An agreement has not yet been reached between national and local authorities in Peru since I reported on the mining disputes there last December. While Newmont Mining Corporation stands by previous agreements with the government regarding the extraction of 11.6 million ounces of gold in Conga, the popular efforts against this and other mining mega-projects also stand resilient. The last meeting took place after a 10-day march that ended in Lima on February 10. This time, instead of solely objecting to the mining project, the protesters broadened their message to also ending the threat against their access to water.
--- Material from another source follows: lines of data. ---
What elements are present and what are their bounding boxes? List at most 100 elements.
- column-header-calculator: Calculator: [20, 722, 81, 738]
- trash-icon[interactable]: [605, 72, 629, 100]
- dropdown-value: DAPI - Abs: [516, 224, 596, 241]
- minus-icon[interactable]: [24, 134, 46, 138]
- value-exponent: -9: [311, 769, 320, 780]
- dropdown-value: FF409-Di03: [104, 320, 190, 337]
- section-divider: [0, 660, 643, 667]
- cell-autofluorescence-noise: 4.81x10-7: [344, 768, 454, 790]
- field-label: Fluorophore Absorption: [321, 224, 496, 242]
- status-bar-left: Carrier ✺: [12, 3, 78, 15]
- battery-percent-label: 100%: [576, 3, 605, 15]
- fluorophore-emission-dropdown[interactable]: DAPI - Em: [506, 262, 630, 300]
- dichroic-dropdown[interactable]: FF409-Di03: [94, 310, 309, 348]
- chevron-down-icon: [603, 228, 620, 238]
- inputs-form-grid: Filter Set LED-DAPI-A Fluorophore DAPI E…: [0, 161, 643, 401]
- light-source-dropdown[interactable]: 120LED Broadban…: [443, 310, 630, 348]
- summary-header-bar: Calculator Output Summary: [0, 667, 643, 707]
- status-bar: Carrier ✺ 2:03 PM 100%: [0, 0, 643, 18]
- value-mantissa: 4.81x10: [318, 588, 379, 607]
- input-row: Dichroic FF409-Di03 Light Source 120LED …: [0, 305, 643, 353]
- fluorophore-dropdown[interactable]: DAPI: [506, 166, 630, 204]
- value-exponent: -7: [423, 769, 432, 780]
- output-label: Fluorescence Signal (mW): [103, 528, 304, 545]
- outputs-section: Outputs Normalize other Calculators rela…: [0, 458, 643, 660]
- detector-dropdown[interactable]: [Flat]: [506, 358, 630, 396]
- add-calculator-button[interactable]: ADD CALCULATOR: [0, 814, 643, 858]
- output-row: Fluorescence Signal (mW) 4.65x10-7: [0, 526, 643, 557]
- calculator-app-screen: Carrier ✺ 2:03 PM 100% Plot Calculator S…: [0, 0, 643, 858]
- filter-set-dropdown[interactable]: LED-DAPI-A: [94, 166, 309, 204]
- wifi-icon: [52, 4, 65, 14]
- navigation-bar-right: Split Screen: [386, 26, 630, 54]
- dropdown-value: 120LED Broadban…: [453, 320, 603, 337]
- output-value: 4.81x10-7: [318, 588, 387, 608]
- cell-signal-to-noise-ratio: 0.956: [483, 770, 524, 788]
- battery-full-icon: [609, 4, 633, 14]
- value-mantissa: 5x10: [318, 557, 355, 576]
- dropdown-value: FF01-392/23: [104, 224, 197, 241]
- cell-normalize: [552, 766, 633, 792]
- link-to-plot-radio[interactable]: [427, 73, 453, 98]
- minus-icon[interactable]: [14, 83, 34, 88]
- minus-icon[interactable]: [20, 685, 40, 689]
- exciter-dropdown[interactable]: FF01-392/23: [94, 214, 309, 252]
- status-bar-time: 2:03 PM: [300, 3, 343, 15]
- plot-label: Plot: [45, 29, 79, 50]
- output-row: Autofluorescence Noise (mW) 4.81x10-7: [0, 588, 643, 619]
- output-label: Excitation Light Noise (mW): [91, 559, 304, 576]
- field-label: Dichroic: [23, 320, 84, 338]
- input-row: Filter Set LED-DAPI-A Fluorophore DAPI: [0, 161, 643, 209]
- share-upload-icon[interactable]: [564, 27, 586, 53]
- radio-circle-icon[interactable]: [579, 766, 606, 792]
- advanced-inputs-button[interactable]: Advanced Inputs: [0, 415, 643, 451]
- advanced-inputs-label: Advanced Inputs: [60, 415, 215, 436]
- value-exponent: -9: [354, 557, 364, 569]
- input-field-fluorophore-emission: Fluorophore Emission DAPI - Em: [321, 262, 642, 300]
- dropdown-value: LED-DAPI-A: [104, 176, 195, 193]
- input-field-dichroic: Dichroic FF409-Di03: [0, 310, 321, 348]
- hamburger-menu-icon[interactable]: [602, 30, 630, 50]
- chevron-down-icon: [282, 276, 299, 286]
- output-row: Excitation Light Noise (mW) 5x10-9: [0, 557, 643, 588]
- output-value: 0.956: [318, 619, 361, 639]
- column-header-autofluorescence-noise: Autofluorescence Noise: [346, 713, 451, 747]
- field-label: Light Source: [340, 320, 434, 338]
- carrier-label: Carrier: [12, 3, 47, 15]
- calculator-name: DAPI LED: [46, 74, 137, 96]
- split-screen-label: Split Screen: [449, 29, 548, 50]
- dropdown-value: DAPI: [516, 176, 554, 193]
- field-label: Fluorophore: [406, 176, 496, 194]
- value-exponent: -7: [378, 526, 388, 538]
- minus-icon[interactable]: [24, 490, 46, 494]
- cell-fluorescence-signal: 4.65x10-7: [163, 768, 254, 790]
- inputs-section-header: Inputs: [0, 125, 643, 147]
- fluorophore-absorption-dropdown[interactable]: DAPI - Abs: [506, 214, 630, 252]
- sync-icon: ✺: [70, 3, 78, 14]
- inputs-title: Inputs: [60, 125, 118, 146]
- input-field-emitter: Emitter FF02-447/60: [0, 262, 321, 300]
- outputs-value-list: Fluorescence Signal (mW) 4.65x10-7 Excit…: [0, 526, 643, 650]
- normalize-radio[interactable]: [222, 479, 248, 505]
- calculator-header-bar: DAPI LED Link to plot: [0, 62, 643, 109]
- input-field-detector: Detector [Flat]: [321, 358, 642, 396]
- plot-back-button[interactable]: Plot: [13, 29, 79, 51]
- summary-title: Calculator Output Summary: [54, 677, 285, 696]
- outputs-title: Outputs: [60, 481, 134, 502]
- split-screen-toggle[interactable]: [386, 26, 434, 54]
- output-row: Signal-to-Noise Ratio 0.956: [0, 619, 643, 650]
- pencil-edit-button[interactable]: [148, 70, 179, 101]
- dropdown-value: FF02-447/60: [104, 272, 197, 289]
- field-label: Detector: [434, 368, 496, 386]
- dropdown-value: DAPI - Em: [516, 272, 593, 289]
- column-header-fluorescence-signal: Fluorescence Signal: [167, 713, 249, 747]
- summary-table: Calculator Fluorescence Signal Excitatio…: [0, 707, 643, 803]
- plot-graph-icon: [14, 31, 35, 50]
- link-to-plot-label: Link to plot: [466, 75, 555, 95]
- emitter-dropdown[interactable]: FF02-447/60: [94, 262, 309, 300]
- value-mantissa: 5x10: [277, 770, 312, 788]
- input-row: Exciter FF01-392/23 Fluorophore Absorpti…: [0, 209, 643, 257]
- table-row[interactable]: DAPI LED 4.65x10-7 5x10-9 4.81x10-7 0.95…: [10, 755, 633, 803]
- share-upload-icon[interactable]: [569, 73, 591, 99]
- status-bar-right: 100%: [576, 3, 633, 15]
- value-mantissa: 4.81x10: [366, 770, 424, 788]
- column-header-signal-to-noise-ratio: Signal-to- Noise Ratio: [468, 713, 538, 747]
According with Hugo Cableses, a former vice minister of strategic development in Peru, the mining projects in Conga will guarantee the disappearance of four lagoons that feed three rivers running to the Pacific coast and supplying around 210 villages—home to as many as 42,000 people—as well as the Amazon River Basin. While the environmental damage is already becoming evident, Newmont has offered to build four artificial pools that would replace the natural water sources, as they did in Yanacocha, where they replaced a natural lagoon with four tubes that provide people with two hours of dirty water a day.
The popular movement has still not succeeded, then, in making public needs and demands felt in the political sphere. Even after ensuring the resignation of 11 ministers and the presence of an international expert witnessing the project, the project will go on. The movement must demonstrate that the Peruvian economy doesn’t need to rely on exploitative mining. It must also show that, without water, whole regions and populations will lose their agricultural potential and food security, both within Peru’s borders and beyond them.